The true light that gives light to everyone was coming into the world. He was in the world, and though the world was made through him, the world did not recognize him. He came to that which was his own, but his own did not receive him. Yet to all who did receive him, to those who believed in his name, he gave the right to become children of God—children born not of natural descent, nor of human decision or a husband’s will, but born of God. (John 1:6-13, NIV)
The people had been waiting for and looking for the Light of God to come into the world. There were others who had come claiming they were the light or that they had the light. So it was only natural that those seeking it would go to John the Baptist to find out if he was the true light. John clarifies it when he tells them, “He himself was not the light; he came only as a witness to the light.”
Then he says, “The true light that gives light to everyone was coming into the world. He was in the world, and though the world was made through him, the world did not recognize him”. Jesus is the true light. John could only point to the true light. He could provide some light, but he could not give the light that everyone was seeking, nor did he claim he could.
As it was in Jesus’ time, people are looking for more light today.
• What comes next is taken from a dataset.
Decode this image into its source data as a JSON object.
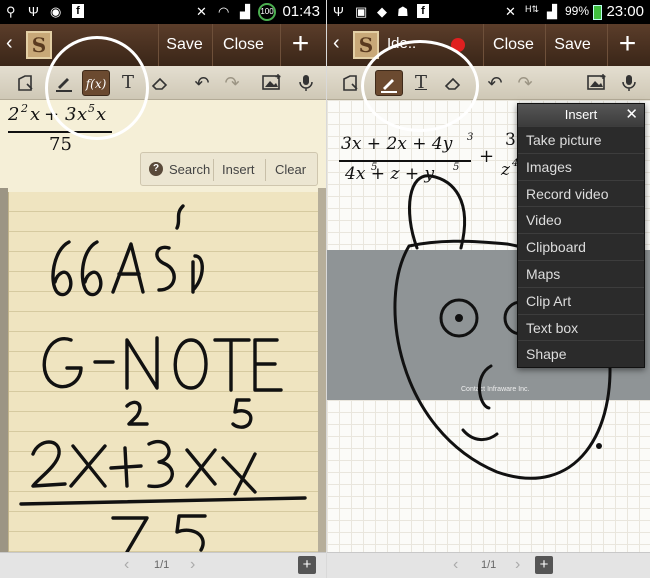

A light that can reveal what is true, what is real and right.
People themselves can at times be the darkness that surrounds us and can be oppressive and depressing. In His sermon Jesus tells us that we are the “light of the world.” But we can only be the light when we have seen the light.
Jesus is the light. Jesus is the true light. Jesus is the One who can illuminate our path in the darkness. Jesus can bring light into our dark world. That is what He came to do. That is what He wants to do.
That is why I want you to know Jesus. He is the light! Move toward the light.